Prediction of metastable energy level distribution of D3+ (D = Cr and Fe) doped phosphors based on machine learning

Abstract

The energy level transitions in phosphor materials critically determine their emission characteristics, and accurately predicting the energy level distribution of ions in these materials is critical for determining their luminescence behavior. However, reliance on multiple experimental methods to determine energy level distributions is inefficient, consuming both time and resources. There is an urgent need for a rapid and accurate method to predict the energy level distribution of ions in crystals. This paper employs regression models based on machine learning to propose a method for predicting the energy level distribution rules of Cr³⁺ and Fe³⁺ in various doped crystals, and identifies the position and distribution patterns of these levels in different doped crystals, as well as their impact on luminescence characteristics. Furthermore, a dataset detailing the energy level distributions of Cr³⁺ and Fe³⁺ doped into different phosphor materials was established.
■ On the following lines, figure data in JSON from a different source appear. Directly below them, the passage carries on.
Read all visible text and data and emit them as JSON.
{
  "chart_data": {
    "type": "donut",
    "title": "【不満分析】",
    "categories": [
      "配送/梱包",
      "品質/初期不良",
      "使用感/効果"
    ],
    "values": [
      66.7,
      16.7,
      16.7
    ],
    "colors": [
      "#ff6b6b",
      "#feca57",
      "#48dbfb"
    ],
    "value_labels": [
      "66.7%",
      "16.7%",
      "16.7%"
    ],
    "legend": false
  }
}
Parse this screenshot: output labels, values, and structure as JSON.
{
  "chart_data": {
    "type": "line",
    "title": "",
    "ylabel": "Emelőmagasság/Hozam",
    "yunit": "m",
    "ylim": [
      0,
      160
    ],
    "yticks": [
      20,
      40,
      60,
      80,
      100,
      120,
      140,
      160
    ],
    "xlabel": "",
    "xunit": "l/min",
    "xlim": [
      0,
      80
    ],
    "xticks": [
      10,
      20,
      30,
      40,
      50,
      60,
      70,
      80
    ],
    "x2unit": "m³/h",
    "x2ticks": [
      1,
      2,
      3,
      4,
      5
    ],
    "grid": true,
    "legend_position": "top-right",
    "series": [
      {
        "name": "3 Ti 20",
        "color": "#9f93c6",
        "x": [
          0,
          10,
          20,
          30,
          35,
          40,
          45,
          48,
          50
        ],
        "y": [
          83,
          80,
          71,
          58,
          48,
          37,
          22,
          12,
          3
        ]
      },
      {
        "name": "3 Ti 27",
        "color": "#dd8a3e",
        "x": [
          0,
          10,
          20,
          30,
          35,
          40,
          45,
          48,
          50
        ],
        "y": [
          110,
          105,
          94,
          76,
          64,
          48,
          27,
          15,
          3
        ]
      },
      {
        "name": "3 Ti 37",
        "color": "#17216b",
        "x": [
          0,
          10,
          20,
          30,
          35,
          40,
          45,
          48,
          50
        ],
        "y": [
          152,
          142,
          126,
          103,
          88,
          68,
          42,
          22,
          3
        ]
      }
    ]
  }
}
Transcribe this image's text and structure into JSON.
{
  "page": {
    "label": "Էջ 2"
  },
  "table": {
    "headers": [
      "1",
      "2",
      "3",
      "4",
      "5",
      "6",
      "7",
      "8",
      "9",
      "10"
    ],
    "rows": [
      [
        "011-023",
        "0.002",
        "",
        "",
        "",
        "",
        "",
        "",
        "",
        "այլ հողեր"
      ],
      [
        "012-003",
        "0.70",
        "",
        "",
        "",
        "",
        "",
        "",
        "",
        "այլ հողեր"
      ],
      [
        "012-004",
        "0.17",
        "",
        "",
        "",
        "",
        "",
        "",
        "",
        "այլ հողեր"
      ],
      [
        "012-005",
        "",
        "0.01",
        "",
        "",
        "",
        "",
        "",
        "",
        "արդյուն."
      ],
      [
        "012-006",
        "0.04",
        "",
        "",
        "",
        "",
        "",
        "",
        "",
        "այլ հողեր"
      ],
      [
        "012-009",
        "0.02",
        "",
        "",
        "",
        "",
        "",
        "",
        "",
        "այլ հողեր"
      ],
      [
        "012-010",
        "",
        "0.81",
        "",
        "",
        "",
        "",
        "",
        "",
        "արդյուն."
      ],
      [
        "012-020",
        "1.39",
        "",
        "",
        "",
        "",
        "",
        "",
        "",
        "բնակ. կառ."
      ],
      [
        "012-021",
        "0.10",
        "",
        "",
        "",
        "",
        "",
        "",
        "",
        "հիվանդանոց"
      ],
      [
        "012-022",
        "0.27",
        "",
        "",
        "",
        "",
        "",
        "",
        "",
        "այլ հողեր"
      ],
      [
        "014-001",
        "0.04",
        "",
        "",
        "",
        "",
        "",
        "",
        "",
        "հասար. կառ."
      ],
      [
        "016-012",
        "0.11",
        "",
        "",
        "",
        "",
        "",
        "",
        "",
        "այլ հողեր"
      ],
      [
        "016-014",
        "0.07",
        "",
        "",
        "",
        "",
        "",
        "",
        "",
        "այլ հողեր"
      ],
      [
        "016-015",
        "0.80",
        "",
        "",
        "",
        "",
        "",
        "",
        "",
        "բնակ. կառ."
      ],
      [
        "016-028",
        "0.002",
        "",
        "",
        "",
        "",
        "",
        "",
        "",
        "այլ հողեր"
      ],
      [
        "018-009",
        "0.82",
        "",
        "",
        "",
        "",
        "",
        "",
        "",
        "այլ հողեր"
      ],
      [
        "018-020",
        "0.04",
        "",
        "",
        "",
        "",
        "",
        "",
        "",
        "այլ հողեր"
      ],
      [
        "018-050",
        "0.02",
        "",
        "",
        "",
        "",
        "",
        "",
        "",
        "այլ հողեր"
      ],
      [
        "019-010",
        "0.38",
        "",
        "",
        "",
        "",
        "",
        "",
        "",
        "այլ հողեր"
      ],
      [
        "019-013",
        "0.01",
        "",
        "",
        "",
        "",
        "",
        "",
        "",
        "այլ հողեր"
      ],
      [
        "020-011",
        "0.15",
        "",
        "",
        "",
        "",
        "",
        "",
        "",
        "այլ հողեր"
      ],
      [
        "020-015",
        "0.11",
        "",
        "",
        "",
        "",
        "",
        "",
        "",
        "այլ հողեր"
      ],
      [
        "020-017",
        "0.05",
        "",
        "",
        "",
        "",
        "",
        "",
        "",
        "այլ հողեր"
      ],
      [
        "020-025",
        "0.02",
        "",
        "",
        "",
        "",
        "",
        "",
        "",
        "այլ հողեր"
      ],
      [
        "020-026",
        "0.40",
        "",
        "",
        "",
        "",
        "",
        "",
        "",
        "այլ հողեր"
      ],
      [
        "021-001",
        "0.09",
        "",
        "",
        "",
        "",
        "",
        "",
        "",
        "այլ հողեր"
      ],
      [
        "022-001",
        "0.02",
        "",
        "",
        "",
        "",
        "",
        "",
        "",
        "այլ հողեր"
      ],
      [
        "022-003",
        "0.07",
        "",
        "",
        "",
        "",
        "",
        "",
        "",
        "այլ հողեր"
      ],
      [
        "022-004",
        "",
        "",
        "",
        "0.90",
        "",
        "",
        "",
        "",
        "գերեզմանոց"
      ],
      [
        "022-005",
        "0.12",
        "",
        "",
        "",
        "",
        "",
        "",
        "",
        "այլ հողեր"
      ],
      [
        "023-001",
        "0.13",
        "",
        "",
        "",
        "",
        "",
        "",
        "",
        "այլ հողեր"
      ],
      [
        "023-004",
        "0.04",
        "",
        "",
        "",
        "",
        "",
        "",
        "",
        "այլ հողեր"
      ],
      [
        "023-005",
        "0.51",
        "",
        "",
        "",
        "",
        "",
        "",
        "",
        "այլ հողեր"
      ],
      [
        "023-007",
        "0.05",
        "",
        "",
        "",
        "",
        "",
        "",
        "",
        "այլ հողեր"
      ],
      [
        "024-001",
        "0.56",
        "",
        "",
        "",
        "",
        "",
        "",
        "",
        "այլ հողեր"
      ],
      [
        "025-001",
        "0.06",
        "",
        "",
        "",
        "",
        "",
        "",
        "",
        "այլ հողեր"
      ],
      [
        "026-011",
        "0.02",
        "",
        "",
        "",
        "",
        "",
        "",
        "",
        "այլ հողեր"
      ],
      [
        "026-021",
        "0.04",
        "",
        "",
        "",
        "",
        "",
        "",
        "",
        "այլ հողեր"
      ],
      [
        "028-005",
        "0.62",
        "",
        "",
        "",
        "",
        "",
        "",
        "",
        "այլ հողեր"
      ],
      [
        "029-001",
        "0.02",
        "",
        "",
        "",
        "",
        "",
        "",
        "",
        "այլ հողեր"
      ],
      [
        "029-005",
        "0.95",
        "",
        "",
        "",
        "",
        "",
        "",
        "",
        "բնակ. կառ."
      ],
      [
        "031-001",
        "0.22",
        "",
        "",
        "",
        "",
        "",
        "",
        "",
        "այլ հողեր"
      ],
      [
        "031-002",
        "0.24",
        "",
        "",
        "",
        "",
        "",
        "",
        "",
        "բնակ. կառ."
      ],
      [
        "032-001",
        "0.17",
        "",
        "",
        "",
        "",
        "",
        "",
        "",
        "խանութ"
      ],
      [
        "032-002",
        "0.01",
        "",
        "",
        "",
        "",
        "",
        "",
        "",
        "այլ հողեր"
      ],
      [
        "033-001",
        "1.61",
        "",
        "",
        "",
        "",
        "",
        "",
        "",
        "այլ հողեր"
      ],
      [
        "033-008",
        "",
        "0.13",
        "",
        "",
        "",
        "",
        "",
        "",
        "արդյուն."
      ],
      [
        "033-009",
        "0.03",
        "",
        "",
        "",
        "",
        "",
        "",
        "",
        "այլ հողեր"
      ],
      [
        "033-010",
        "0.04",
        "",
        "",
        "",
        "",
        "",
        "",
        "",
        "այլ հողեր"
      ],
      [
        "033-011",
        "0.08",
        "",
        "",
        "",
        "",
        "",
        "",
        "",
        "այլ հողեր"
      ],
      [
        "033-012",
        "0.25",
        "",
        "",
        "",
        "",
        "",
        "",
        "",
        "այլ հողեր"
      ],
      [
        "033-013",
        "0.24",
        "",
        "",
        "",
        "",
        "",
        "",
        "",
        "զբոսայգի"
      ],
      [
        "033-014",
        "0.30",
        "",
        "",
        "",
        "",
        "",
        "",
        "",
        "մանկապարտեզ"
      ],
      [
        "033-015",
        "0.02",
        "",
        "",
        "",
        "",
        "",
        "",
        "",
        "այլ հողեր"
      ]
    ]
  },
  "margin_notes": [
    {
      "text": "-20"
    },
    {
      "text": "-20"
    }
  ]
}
Eight machine learning regression algorithms were selected for model construction, and a comprehensive evaluation and comparison of these algorithms were conducted. The results demonstrate that robust regression delivers the best overall performance. Using trained models, predictions were made for the ²E and ⁴T₁ energy levels in new Cr³⁺ and Fe³⁺ doped phosphor materials. The prediction errors of the optimal algorithms for these materials were all in the range of about 1%, with the best prediction error at just 0.0056%. This study introduces an innovative approach for predicting and optimizing the energy level structures and luminescence properties of phosphor materials.